The summer after she graduated at the top of her class from the eighth grade, she went to work in the dress factory in Collinsville. She joined many girls and women she knew, many spoke Italian, some were from her home town. Hundreds of women worked to produce women’s dresses for major manufacturers. When autumn came and her class went to the first day of high school, Afrodite refused to get out of bed, refused to go to work. Her mother cried. Her father paced around the kitchen and went to the cellar for a glass of red wine. Margaret, the oldest daughter, brought her strong coffee with cream, sugar and a shot of whiskey, held her hand, and told her stories of all the women who sewed at home in Italy. The next day Afrodite went back to work in the dress factory, where she stayed until she was nearly twenty-nine and gave birth to me.

By the time she was eighteen she was beautiful with thick very curly dark hair and clear green eyes. All the photos from that time show her smiling or laughing. Amelia was an expert seamstress and made her fashionable dresses from remnants of fabric and extra buttons bought cheaply at the dress factory. Her fluent Italian served her well. When the women were organizing their union or working on strategy for a new contract, the workers talked in Italian. None of the bosses spoke Italian, and one worker who spied for the bosses read lips but could not understand Italian.

The sewing factory continued to operate during the depression, so Afrodite’s pay kept her family in their house when the mines were down.

In the spring of 1934, John Condellone came to Sunday dinner. He had decided he would marry Afrodite when he was seventeen. She had waited three years for him to ask her out. John had ridden the rails West to work in the wheat fields and copper mines. His father had worked for John L. Lewis organizing in the coal mines or traveling to hunt. John had to help feed the younger children.

While they walked in the neighborhood after dinner, Amelia mended the lining of John’s jacket. John proposed to Afrodite on that first Sunday afternoon, thirteen years after that had met at the two-room school house.
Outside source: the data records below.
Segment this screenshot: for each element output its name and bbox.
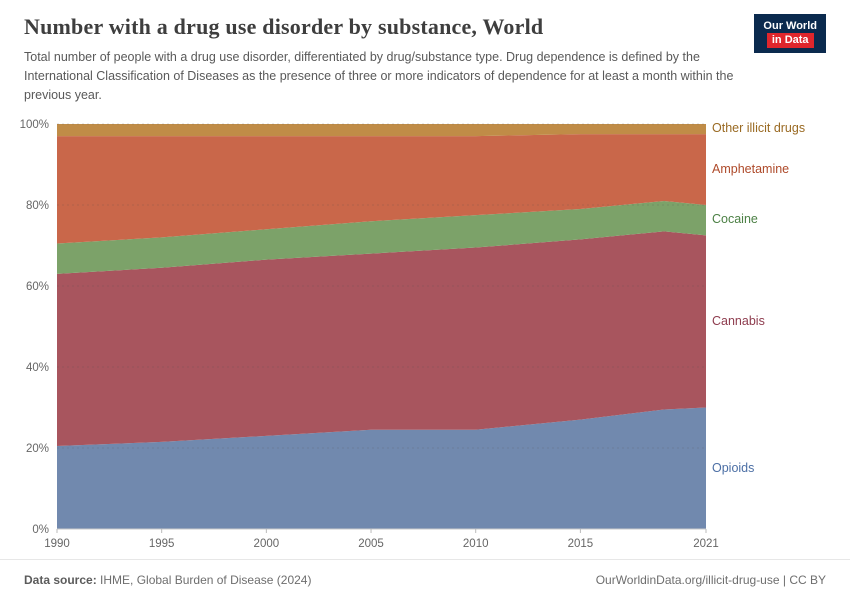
y-tick-label: 80% xyxy=(26,200,49,212)
series-area-other-illicit-drugs[interactable] xyxy=(57,124,706,137)
owid-logo-line2: in Data xyxy=(766,33,814,48)
x-tick-label: 2015 xyxy=(568,538,594,550)
x-tick-label: 1990 xyxy=(44,538,70,550)
series-label-amphetamine: Amphetamine xyxy=(712,161,790,176)
x-tick-label: 2005 xyxy=(358,538,384,550)
owid-logo-line1: Our World xyxy=(763,20,817,32)
stacked-area-chart-canvas[interactable]: 0% 20% 40% 60% 80% 100% 1990 1995 2000 2005 2010 20… xyxy=(0,114,850,554)
series-label-cannabis: Cannabis xyxy=(712,313,765,328)
series-area-cocaine[interactable] xyxy=(57,201,706,275)
chart-subtitle: Total number of people with a drug use d… xyxy=(24,50,734,102)
y-tick-label: 20% xyxy=(26,443,49,455)
data-source: Data source: IHME, Global Burden of Dise… xyxy=(24,573,311,587)
series-area-amphetamine[interactable] xyxy=(57,134,706,244)
series-label-cocaine: Cocaine xyxy=(712,212,758,227)
page-title: Number with a drug use disorder by subst… xyxy=(24,14,544,39)
footer: Data source: IHME, Global Burden of Dise… xyxy=(0,559,850,600)
y-tick-label: 60% xyxy=(26,281,49,293)
data-source-text: IHME, Global Burden of Disease (2024) xyxy=(96,573,312,587)
series-label-opioids: Opioids xyxy=(712,460,755,475)
owid-logo[interactable]: Our World in Data xyxy=(754,14,826,53)
y-tick-label: 40% xyxy=(26,362,49,374)
x-tick-label: 2010 xyxy=(463,538,489,550)
y-tick-label: 0% xyxy=(32,524,49,536)
series-label-other-illicit-drugs: Other illicit drugs xyxy=(712,121,806,136)
chart-area: 0% 20% 40% 60% 80% 100% 1990 1995 2000 2005 2010 20… xyxy=(0,114,850,554)
title-block: Number with a drug use disorder by subst… xyxy=(24,14,739,104)
data-source-label: Data source: xyxy=(24,573,97,587)
series-area-cannabis[interactable] xyxy=(57,231,706,447)
x-tick-label: 2021 xyxy=(693,538,719,550)
credit-link[interactable]: OurWorldinData.org/illicit-drug-use | CC… xyxy=(595,573,826,587)
series-area-opioids[interactable] xyxy=(57,407,706,530)
x-tick-label: 2000 xyxy=(254,538,280,550)
y-tick-label: 100% xyxy=(20,119,49,131)
x-tick-label: 1995 xyxy=(149,538,175,550)
header: Number with a drug use disorder by subst… xyxy=(0,0,850,104)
She said yes, but he had to find reliable work.

John went to work in the packinghouse in East St. Louis. They married in the summer. John worked his way up through the ranks of the union and was president of the 2,000 member union until the packinghouse moved to a right to work state 25 years later. John worked long hours at the packinghouse and for the union, often traveling to other locals to help with contracts or strike tactics. Afrodite worked until she became a mother, then volunteered with the women’s group of the AFL-CIO Packinghouse Workers Union to educate other women on the union.
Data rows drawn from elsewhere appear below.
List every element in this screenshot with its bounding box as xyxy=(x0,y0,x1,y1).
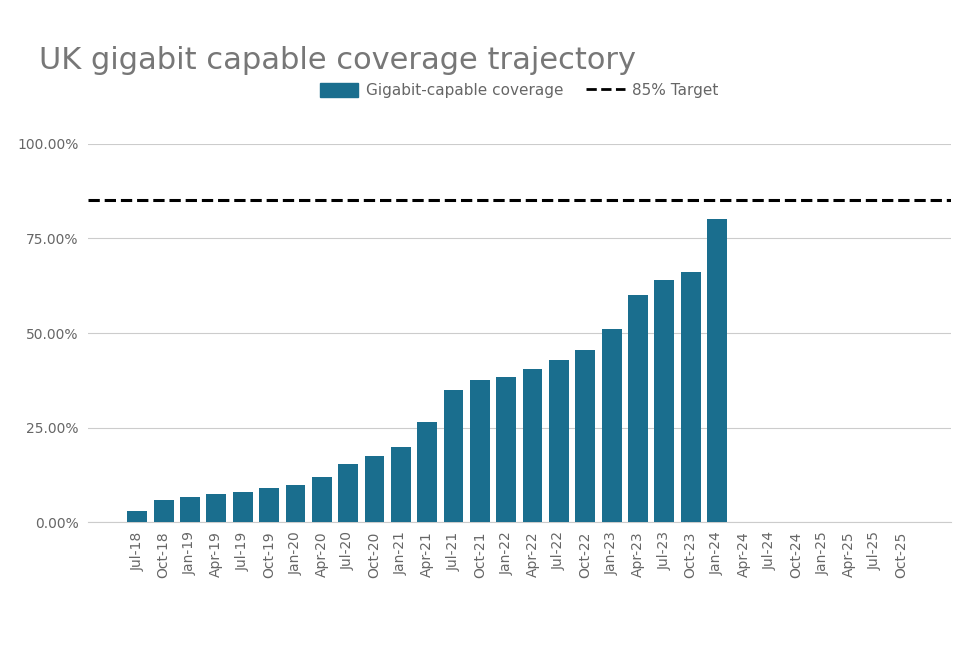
Bar xyxy=(338,464,358,522)
Bar xyxy=(365,456,384,522)
Bar xyxy=(602,329,621,522)
Bar xyxy=(233,492,253,522)
Bar xyxy=(575,350,595,522)
Bar xyxy=(496,377,516,522)
Bar xyxy=(681,272,701,522)
Bar xyxy=(470,380,490,522)
Legend: Gigabit-capable coverage, 85% Target: Gigabit-capable coverage, 85% Target xyxy=(320,83,718,98)
Bar xyxy=(312,477,331,522)
Bar xyxy=(655,280,674,522)
Bar xyxy=(628,295,648,522)
Bar xyxy=(259,488,279,522)
Bar xyxy=(180,497,200,522)
Bar xyxy=(391,447,411,522)
Bar xyxy=(207,494,226,522)
Bar xyxy=(522,369,543,522)
Bar xyxy=(154,500,173,522)
Bar xyxy=(708,219,727,522)
Bar xyxy=(285,485,306,522)
Bar xyxy=(549,360,568,522)
Text: UK gigabit capable coverage trajectory: UK gigabit capable coverage trajectory xyxy=(39,46,636,74)
Bar xyxy=(417,422,437,522)
Bar xyxy=(444,390,464,522)
Bar xyxy=(127,511,147,522)
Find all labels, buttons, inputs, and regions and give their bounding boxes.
She continued to sew. She made my clothes until I left home. We would go to the best dress shops and look at the current styles, examine collars and sleeves and pockets and buttons, but we never bought anything. We had a lovely small house and garden, but very little money. Afrodite would sketch the dresses in her note book. Then we would go to the dress factory to buy remnants, zippers, buttons and buckles. At home she would put pattern pieces together until the design for the dress appeared. I was a very well-dressed child. My first bathing suit was orange with white polka dots made from her jersey robe.

Afrodite was the family seamstress, she made all my grandmother’s aprons, drapes, slipcovers, made decorative pillows for the aunts, made my bride’s maid dress for my aunt’s wedding. In old age she learned to knit and made blankets for babies. She mended my husband’s pants and sewed on his buttons. She never taught me to sew or knit or crochet. She would say that I was a professional woman and should not have to sew. I studied sewing in high school and made my maternity clothes on a 1910 treadle sewing machine. Afrodite approved of the shirts and dresses I made. A friend taught me to crochet.

At the age of 54 Afrodite graduated from high school and went to reunions with her class. She always wore a great dress that she had made herself. She never tired of things Italian and gathered a library of books on Italian history and Italians in America. I have the embroidery hoop she used as she sat by the  stove when she was nine years old and talked about what she would learn in high school.